Matthew Bourque edited this page Feb 15, 2021 · 1 revision

In pull requests that introduce new modules, it is important to include sphinx documentation as part of the PR. To do this, simply add (or edit, if it already exists), a .rst file to the exoctk/docs/source/ directory named <module_name>.rst. This file should look something like this:

***********
module_name
***********

.. automodule:: exoctk.subpackage_name.module_name
    :members:
    :undoc-members:

Additionally, if it doesn't already exist, include a pointer to the new .rst file in the exoctk/index.rst file under the API documentation section.

These changes to the repository should be committed and pushed as part of the pull request.

Viewing the documentation locally

Once you edit the .rst files, you will probably want to see what they would look like integrated into the documentation. You can build and view the docs locally with the following commands:

cd exoctk/docs/
make html
open build/html/index.html

Note that you will need to re-make the files every time you edit them.

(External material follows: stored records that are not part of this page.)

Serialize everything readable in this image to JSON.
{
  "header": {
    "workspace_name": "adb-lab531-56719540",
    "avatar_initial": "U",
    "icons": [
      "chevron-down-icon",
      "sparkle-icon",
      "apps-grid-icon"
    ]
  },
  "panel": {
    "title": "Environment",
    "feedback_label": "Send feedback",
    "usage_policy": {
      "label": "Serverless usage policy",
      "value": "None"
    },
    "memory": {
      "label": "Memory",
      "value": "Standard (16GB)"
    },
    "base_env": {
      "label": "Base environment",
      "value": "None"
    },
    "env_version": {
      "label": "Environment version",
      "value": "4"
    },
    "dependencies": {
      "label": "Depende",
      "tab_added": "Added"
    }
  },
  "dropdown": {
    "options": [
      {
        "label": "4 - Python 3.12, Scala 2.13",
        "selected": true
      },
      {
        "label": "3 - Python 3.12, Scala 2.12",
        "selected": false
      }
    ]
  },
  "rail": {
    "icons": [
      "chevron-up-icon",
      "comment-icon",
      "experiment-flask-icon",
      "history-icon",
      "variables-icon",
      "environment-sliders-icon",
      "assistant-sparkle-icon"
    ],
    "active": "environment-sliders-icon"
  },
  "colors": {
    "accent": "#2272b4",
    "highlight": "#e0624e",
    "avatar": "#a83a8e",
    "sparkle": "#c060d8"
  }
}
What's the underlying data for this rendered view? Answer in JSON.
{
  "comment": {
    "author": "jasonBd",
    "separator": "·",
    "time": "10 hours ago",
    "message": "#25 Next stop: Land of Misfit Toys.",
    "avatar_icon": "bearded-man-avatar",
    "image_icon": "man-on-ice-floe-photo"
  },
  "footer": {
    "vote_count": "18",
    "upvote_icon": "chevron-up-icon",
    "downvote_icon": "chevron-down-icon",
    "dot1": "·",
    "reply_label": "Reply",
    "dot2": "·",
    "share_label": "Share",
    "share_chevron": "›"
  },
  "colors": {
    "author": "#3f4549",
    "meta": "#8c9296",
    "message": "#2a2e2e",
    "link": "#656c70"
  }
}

Generating ReadTheDocs Documentation

After viewing the documentation locally, you can generate the ReadTheDocs pages by pushing your changes to the upstream/update-docs branch, which is a branch used specifically for testing ReadTheDocs. That way, you can generate these pages before pushing your changes to the develop branch of exoctk.

To see how things look on ReadTheDocs, you'll need to make a ReadTheDocs account. Ask someone on the team (perhaps Matthew or Joe) to add you to the ExoCTK ReadTheDocs project. Now, on your dashboard, you'll see the ExoCTK project. If you click on the project, you can view new and previous builds on the Builds tab. Under the Admin tab, you can confirm which branch you are viewing under Advanced Settings in Default Version. This is set to the branch update-docs, which corresponds directly to our branch update-docs and automatically generates new builds when new changes are made to this branch.

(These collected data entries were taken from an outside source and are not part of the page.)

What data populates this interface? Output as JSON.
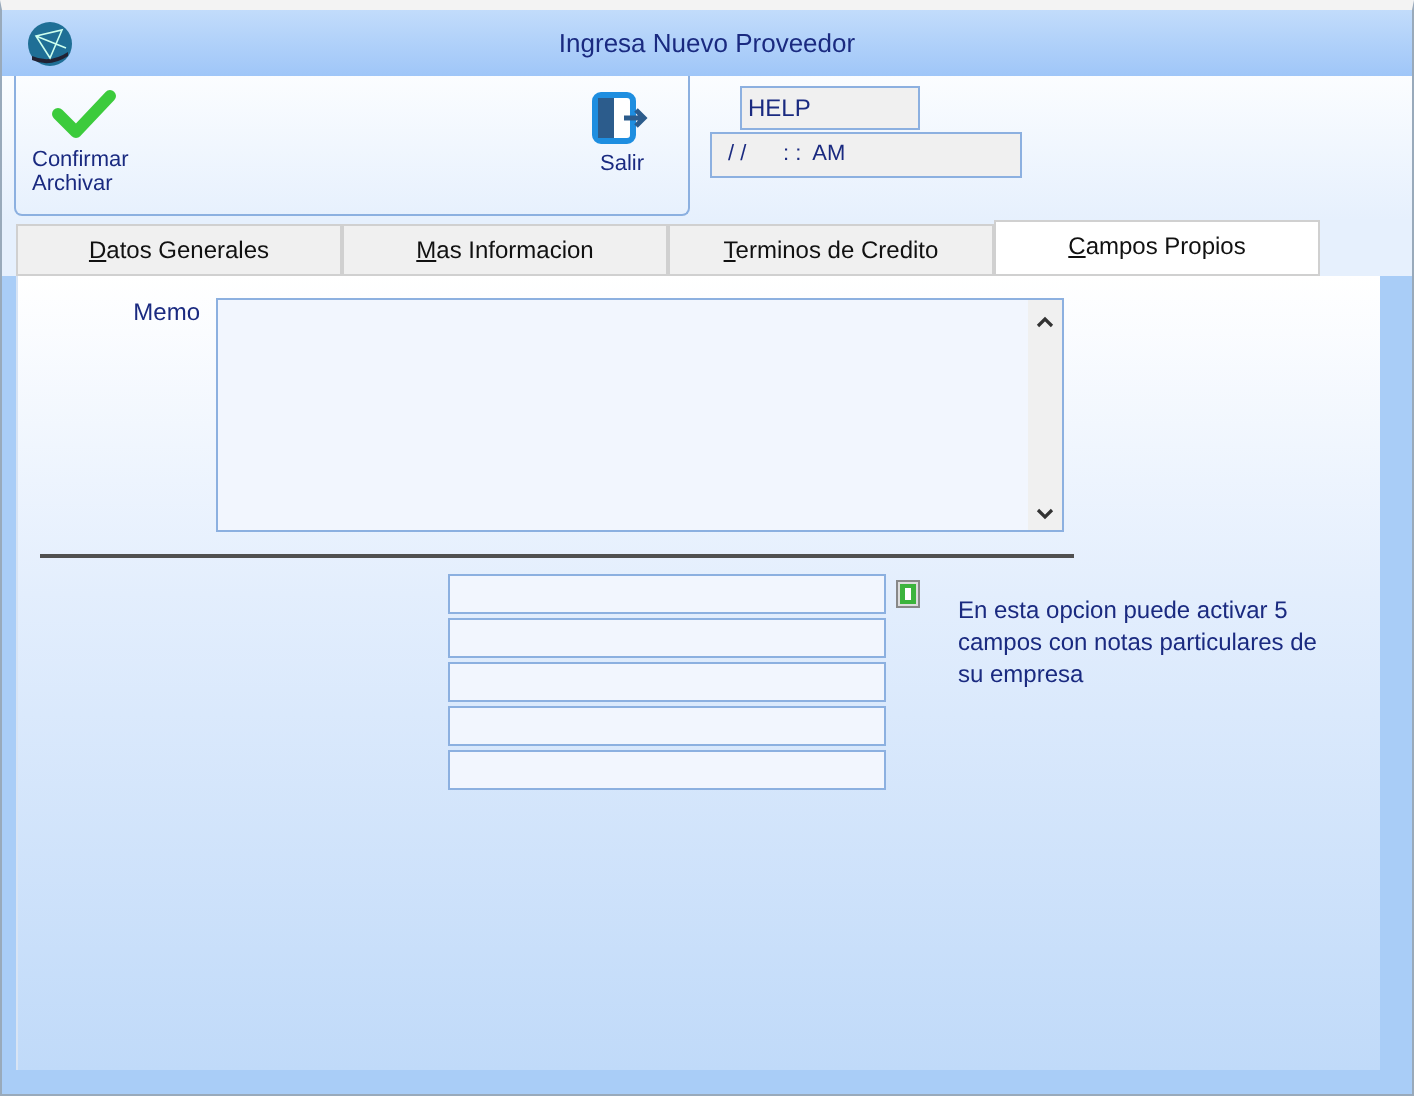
{
  "window": {
    "title": "Ingresa Nuevo Proveedor"
  },
  "toolbar": {
    "buttons": [
      {
        "kind": "confirm",
        "label": "Confirmar Archivar"
      },
      {
        "kind": "exit",
        "label": "Salir"
      }
    ]
  },
  "help_field": {
    "value": "HELP"
  },
  "datetime_field": {
    "value": "/ /      : :  AM"
  },
  "tabs": [
    {
      "label": "Datos Generales",
      "selected": false
    },
    {
      "label": "Mas Informacion",
      "selected": false
    },
    {
      "label": "Terminos de Credito",
      "selected": false
    },
    {
      "label": "Campos Propios",
      "selected": true
    }
  ],
  "memo": {
    "label": "Memo"
  },
  "custom_fields": {
    "note": "En esta opcion puede activar 5 campos con notas particulares de su empresa"
  }
}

In order to make changes to the update-docs branch, you can push your local fork changes directly to the branch without the review process needed for the develop branch. Do this with the following commands:

git checkout update-docs
git pull origin <my_branch>
git push upstream update-docs

You may also have to do a git fetch upstream first and ensure that you have a remote called upstream that points to ExoCTK/exoctk (you can check this with git remote -v). If the regular command does not work, you may also have to try git push upstream -f update-docs.

Once the ReadTheDocs pages build successfully, you can push your changes to the develop branch.